No apareció nadie… pero los cadáveres (brutalmente mutilados) de la familia y la mascota fueron hallados al otro día en la cocina, reproduciendo perfectamente la imagen del rompecabezas que terminó adornando el centro de la sala. La policía fue incapaz de deducir y explicar lo ocurrido y, desde luego, jamás encontró al responsable. Desde entonces el destino del rompecabezas es desconocido.

Los dos Hermanos. En un pueblo de Guanajuato vivían dos hermanos que reunían las más bellas cualidades que puedan poseer los jóvenes: eran nobles, valientes y generosos a toda prueba, incluso a la hora más difícil de la vida: a la hora de la muerte.

Corrían juntos todas sus aventuras juveniles, tanto en los campos como en el pueblo. Los dos trabajaban en el mismo lugar y, para desgracia de todos, se enamoraron  (sin confesárselo el uno al otro) de la hija del puestero del pueblo, que era una hermosa muchacha a quien rondaban todos los jóvenes del área.

Ella coqueteaba con todos, a ninguno daba esperanzas y, poco apoco, sólo los dos hermanos permanecieron fieles a su admiración y a su amor. La muchacha parecía enamorada de los dos por igual; no se decidía por uno, ni rechazaba a ninguno.  Hasta que una noche, el más decidido de los dos jóvenes montó su caballo, la sacó de su casa y se la llevó, sin que nadie se diera cuenta. Cuando el enamorado burlado se dio cuenta, se volvió loco de celos, preparó su caballo y salió al galope sin saber adónde se dirigiría. Una vieja que encontró en el camino le dijo haber visto a la pareja en dirección a la laguna.

Hacia el amanecer los alcanzó, llevaban el caballo al trote, como si no tuvieran prisa de llegar a su destino. Al reconocerlos, un grito de coraje salió de su pecho angustiado.

Los dos hermanos, con un mismo movimiento, echaron pie a tierra y se miraron frente a frente.  “¡Me la has robado!” dijo el primero, a lo que contestó el otro: “No pensé robarte nada, hermano, porque creí que era mía. Ella ha de decidir con cuál de los dos debe marcharse”.

Ella callaba, con sonrisa nerviosa y sucedió lo inevitable, los cuchillos salieron de las vainas y se echaron el uno sobre el otro, en lucha a muerte.

La muchacha dio un grito de espanto y su caballo salió galopando. Los dos hermanos quedaron solos en la llanura, los dos se acercaban en los golpes, las heridas eran igualmente mortales. Los dos se desangraban a la par. En un último esfuerzo, ya en el suelo los cuerpos, se tendieron las manos. Querían llevarse en el corazón la paz de la reconciliación y el consuelo de la despedida fraternal.

Los encontraron muertos, enlazadas las manos, sobre dos charcos de sangre.

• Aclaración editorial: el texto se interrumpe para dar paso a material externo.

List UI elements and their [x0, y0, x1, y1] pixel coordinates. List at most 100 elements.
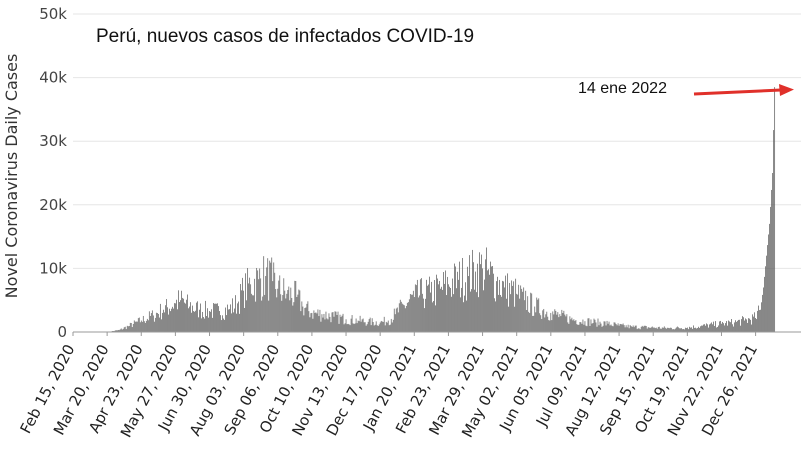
- bar: [259, 268, 261, 332]
- bar: [448, 284, 449, 332]
- bar: [281, 300, 283, 332]
- bar: [328, 313, 330, 332]
- bar: [142, 315, 144, 332]
- bar: [723, 323, 724, 332]
- bar: [486, 247, 487, 332]
- bar: [614, 322, 616, 332]
- bar: [322, 317, 324, 332]
- bar: [622, 323, 624, 332]
- bar: [156, 313, 158, 332]
- bar: [317, 309, 319, 332]
- bar: [588, 318, 590, 332]
- bar: [613, 322, 615, 332]
- bar: [657, 326, 659, 332]
- bar: [505, 275, 506, 332]
- bar: [620, 324, 622, 332]
- bar: [653, 327, 655, 332]
- bar: [670, 327, 672, 332]
- bar: [383, 316, 385, 332]
- bar: [746, 319, 747, 332]
- bar: [241, 290, 242, 332]
- bar: [271, 257, 273, 332]
- bar: [698, 326, 699, 332]
- bar: [702, 325, 703, 332]
- bar: [218, 306, 219, 332]
- bar: [323, 313, 325, 332]
- bar: [714, 325, 715, 332]
- bar: [560, 316, 562, 332]
- bar: [545, 314, 547, 332]
- bar: [673, 329, 675, 332]
- bar: [392, 319, 394, 332]
- bar: [310, 313, 312, 332]
- bar: [630, 326, 632, 332]
- bar: [183, 298, 184, 332]
- bar: [127, 326, 129, 332]
- bar: [654, 328, 656, 332]
- bar: [179, 302, 180, 332]
- bar: [288, 286, 290, 332]
- bar: [355, 318, 357, 332]
- bar: [544, 317, 546, 332]
- bar: [693, 325, 694, 332]
- bar: [543, 308, 545, 332]
- bar: [289, 300, 291, 332]
- bar: [473, 262, 474, 332]
- bar: [738, 319, 739, 332]
- bar: [350, 318, 352, 332]
- bar: [641, 325, 643, 332]
- bar: [521, 288, 523, 332]
- bar: [130, 323, 132, 332]
- bar: [284, 290, 286, 332]
- bar: [211, 309, 212, 332]
- bar: [356, 323, 358, 332]
- bar: [397, 312, 399, 332]
- bar: [707, 324, 708, 332]
- bar: [301, 301, 303, 332]
- bar: [353, 324, 355, 332]
- bar: [495, 301, 496, 332]
- bar: [597, 318, 599, 332]
- bar: [762, 294, 763, 332]
- bar: [146, 318, 148, 332]
- bar: [716, 327, 717, 332]
- bar: [401, 303, 403, 332]
- bar: [343, 324, 345, 332]
- bar: [362, 318, 364, 332]
- bar: [153, 321, 155, 332]
- bar: [751, 324, 752, 332]
- bar: [143, 321, 145, 332]
- bar: [643, 325, 645, 332]
- bar: [579, 322, 581, 332]
- bar: [628, 328, 630, 332]
- bar: [599, 321, 601, 332]
- bar: [503, 281, 504, 332]
- y-tick-label: 10k: [39, 259, 67, 277]
- bar: [407, 302, 409, 332]
- bar: [771, 189, 773, 332]
- bar: [151, 310, 153, 332]
- bar: [721, 323, 722, 332]
- bar: [166, 299, 167, 332]
- bar: [273, 262, 275, 332]
- bar: [371, 318, 373, 332]
- bar: [168, 314, 169, 332]
- bar: [731, 318, 732, 332]
- bar: [477, 263, 478, 332]
- bar: [737, 320, 738, 332]
- bar: [508, 306, 510, 332]
- bar: [682, 329, 684, 332]
- bar: [339, 314, 341, 332]
- bar: [683, 329, 685, 332]
- bar: [361, 319, 363, 332]
- bar: [528, 311, 530, 332]
- bar: [406, 302, 408, 332]
- bar: [249, 277, 251, 332]
- bar: [573, 319, 575, 332]
- bar: [564, 314, 566, 332]
- bar: [606, 320, 608, 332]
- bar: [234, 308, 235, 332]
- bar: [760, 309, 761, 332]
- bar: [755, 318, 756, 332]
- bar: [216, 303, 217, 332]
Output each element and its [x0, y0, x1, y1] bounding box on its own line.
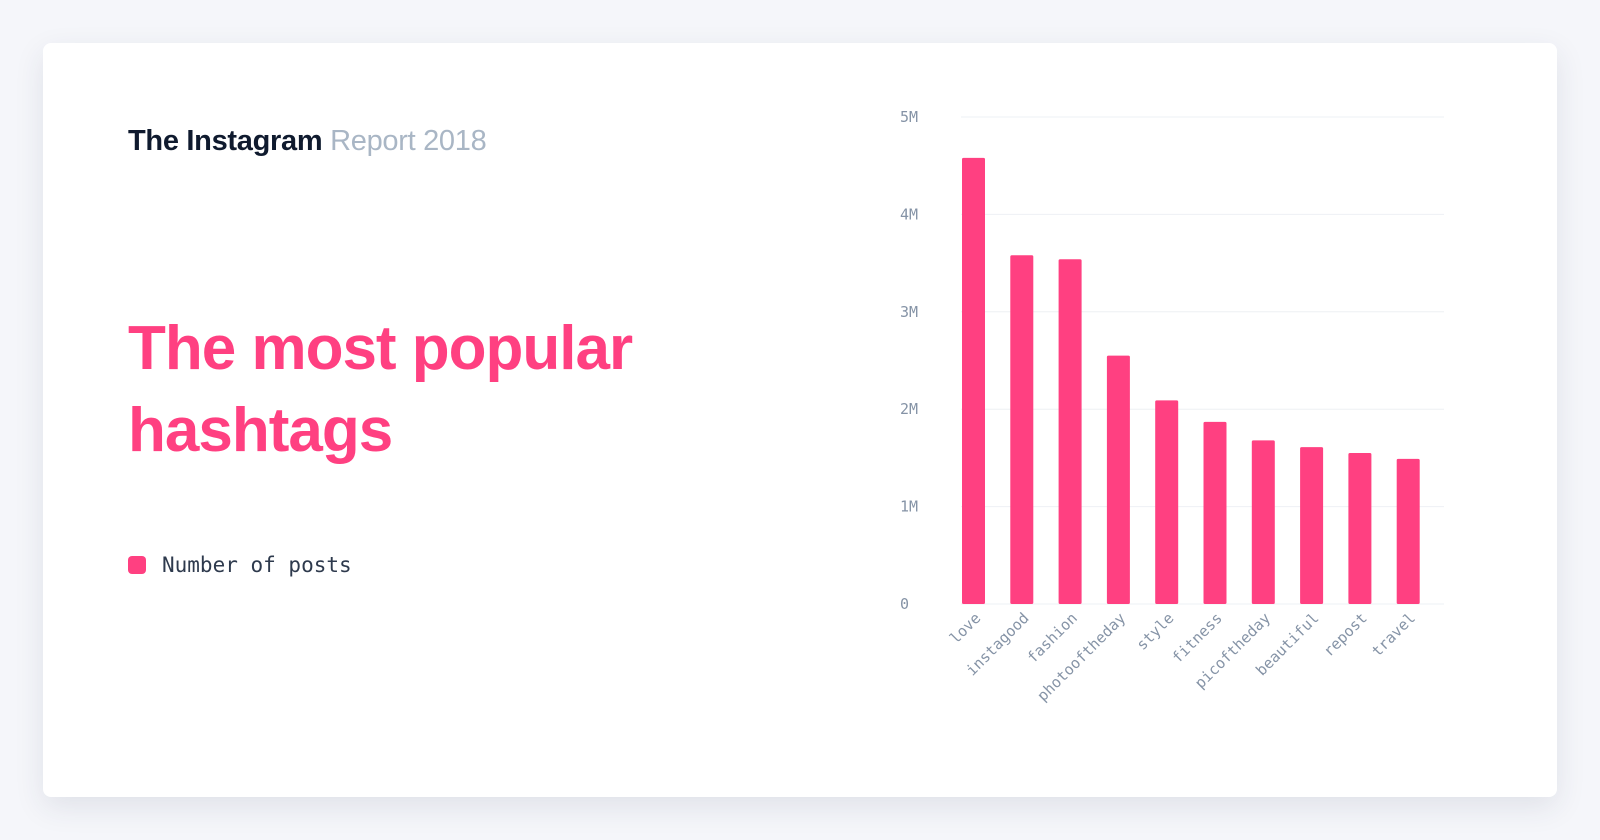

Allí mismo los enterraron, frente a frente. Cada tumba se convirtió en una pequeña laguna que han ido creciendo, poco a poco, con el tiempo y están separadas por un brazo de tierra que jamás se cubre de agua, porque es el lugar sagrado en que los brazos de los dos hermanos agonizantes se juntaron.

Mientras tanto el caballo, desbocado, llevó a la muchacha hasta la orilla de la laguna grande, donde la tiró al suelo y prosiguió su marcha.

Al recobrar el sentido se dio cuenta del horrendo crimen que su coquetería había causado. Durante muchos días lloró desesperadamente, dando vueltas y vueltas alrededor de la laguna, hasta que una noche se lanzó a las aguas oscuras dando un agudo y escalofriante gemido.  Allí estará para siempre su alma penitente y, dicen los lugareños, que todas las noches a la misma hora se oye un profundo gemido y el ruido de un cuerpo que cae pesadamente a la laguna.